丸美屋食品工業「のりたま」 消費者の嗜好の変化とらえ「変わらない味」を8回リニューアル (1/2ページ)

2015.11.04


『のりたま』【拡大】

 丸美屋食品工業の『のりたま』は、1960(昭和35)年の発売から55年目を迎えた。年間400億円のふりかけ市場にあって売り上げナンバーワン(のりたま62グラム:インテージSRIふりかけ市場2014年1〜12月累計販売金額)。

 『のりたま』は、創業者、阿部末吉さんの「良質なタンパク源を家庭で手軽に取ってもらいたい」との思いから開発された。ヒントは旅館の朝食。鶏卵は良質なタンパク源で栄養価が高い。しかし、乾燥品で卵の風味やサクサクとした食感を出すことは難しく、苦労の末に最適な材料や乾燥法を完成させた。

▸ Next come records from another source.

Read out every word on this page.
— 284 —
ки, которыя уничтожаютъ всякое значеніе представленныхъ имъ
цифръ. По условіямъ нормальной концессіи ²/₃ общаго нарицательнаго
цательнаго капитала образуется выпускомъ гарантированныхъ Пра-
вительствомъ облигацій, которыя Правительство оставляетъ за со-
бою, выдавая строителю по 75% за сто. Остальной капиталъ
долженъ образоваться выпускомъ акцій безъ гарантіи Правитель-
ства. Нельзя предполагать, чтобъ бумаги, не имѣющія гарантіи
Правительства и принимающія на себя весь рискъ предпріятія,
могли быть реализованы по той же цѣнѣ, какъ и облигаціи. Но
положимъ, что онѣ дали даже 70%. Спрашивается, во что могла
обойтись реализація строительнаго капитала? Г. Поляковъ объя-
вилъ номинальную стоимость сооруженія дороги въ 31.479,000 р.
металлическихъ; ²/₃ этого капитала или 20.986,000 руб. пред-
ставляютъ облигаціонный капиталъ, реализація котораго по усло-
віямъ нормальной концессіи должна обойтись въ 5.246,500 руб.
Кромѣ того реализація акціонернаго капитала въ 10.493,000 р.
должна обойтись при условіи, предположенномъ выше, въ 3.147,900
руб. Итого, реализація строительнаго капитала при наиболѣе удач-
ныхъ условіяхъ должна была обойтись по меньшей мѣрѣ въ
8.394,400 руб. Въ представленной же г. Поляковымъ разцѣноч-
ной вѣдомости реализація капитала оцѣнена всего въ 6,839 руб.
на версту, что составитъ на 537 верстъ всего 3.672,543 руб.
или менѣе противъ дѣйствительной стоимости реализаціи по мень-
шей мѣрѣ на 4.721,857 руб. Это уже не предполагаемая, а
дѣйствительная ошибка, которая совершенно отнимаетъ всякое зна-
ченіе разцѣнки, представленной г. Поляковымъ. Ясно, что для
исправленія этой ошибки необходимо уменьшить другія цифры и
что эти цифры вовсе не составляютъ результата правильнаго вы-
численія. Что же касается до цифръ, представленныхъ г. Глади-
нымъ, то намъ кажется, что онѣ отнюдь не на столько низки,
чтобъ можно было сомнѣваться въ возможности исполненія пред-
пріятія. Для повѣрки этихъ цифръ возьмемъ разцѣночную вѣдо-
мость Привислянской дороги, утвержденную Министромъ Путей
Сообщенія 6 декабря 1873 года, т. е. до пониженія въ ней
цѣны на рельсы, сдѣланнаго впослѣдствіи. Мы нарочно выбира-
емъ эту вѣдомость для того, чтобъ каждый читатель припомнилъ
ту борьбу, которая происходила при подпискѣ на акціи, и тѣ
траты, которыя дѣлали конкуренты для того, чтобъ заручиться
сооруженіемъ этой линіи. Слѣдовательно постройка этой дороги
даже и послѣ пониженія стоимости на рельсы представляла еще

 これまで8回のリニューアルを行い、塩分比率や素材の見直しを行っている。「ヘビーユーザーが多く、ちょっとした変化にも気が付く」(マーケティング部ふりかけチーム、金澤勇さん)ため、大きく変えてはユーザーが嫌がる。が、人々の嗜好や消費者層は変わる。

 塩分濃度は減塩志向に応え、数回にわたり塩分を減らしてきた。55年前の味は、現在からみれば、塩辛いのだ。本人さえ気付かないうちに人々の嗜好は変わる。

 そのニーズは、調査だけでつかむことは難しい。調査データに隠れた、消費者自身気づいていない「潜在的な不満」を探し出し、あるいは「強みを伸ばす」ことで、7〜10年間隔で、改良を行っている。